Jakarta, CNN Indonesia --
Ketua Dewan Pengawas BPJS Kesehatan Abdul Kadir mengungkapkan tetap ditemukan beberapa halangan dalam rencana penerapan kelas rawat inap standar (KRIS) dalam jasa BPJS Kesehatan.
Sebab, imbuhnya, tetap ada kebingungan pihak rumah sakit (RS) mengenai penerapan KRIS lantaran pedoman teknis mengenai pelaksanaannya belum rampung.

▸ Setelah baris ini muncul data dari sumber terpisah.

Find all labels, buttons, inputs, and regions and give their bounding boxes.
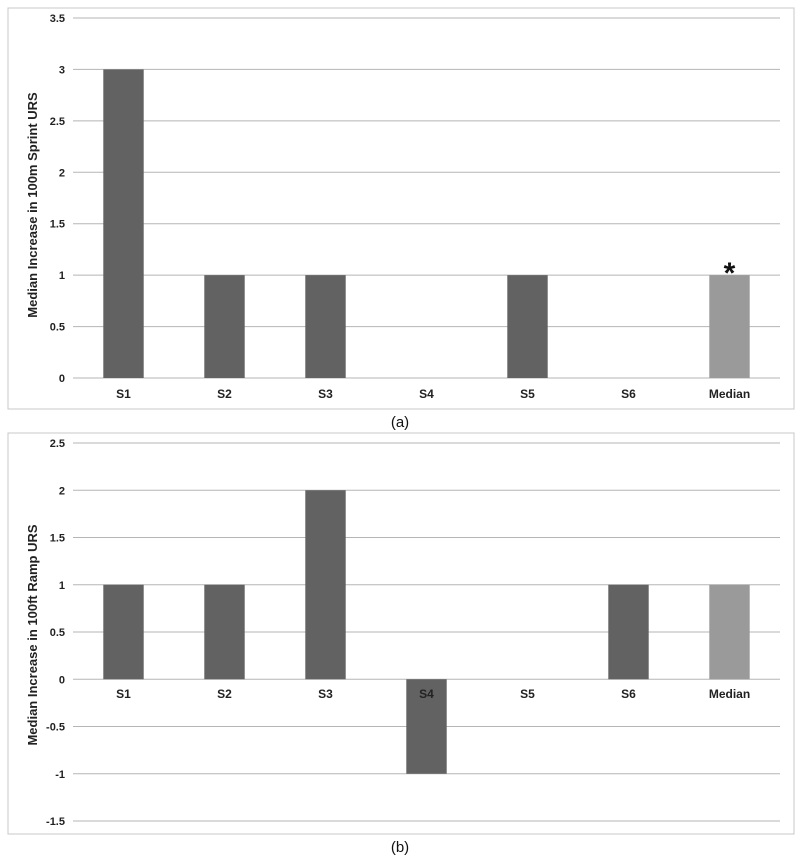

"Kami dapatkan kebenaran akomodasi kesehatan tetap menunggu peraturan pelaksana KRIS, lantaran mereka memerlukan pedoman dalam pelaksananya dan mengenai kepastian untuk penerapan KRIS," ungkap Abdul dalam rapat kerja berbareng Komisi IX DPR RI, Kamis (6/6).
ADVERTISEMENT
SCROLL TO CONTINUE WITH CONTENT
Kemudian, Kadir menyebut ada masalah kurangnya pemahaman peserta Jaminan Kesehatan Nasional (JKN) mengenai kebijakan baru ini.
Masalah lain, adanya kesulitan dari RS dalam memenuhi 12 kriteria KRIS nan telah ditetapkan oleh pemerintah. Sebab adanya keterbatasan anggaran baik dari RS pemerintah maupun swasta.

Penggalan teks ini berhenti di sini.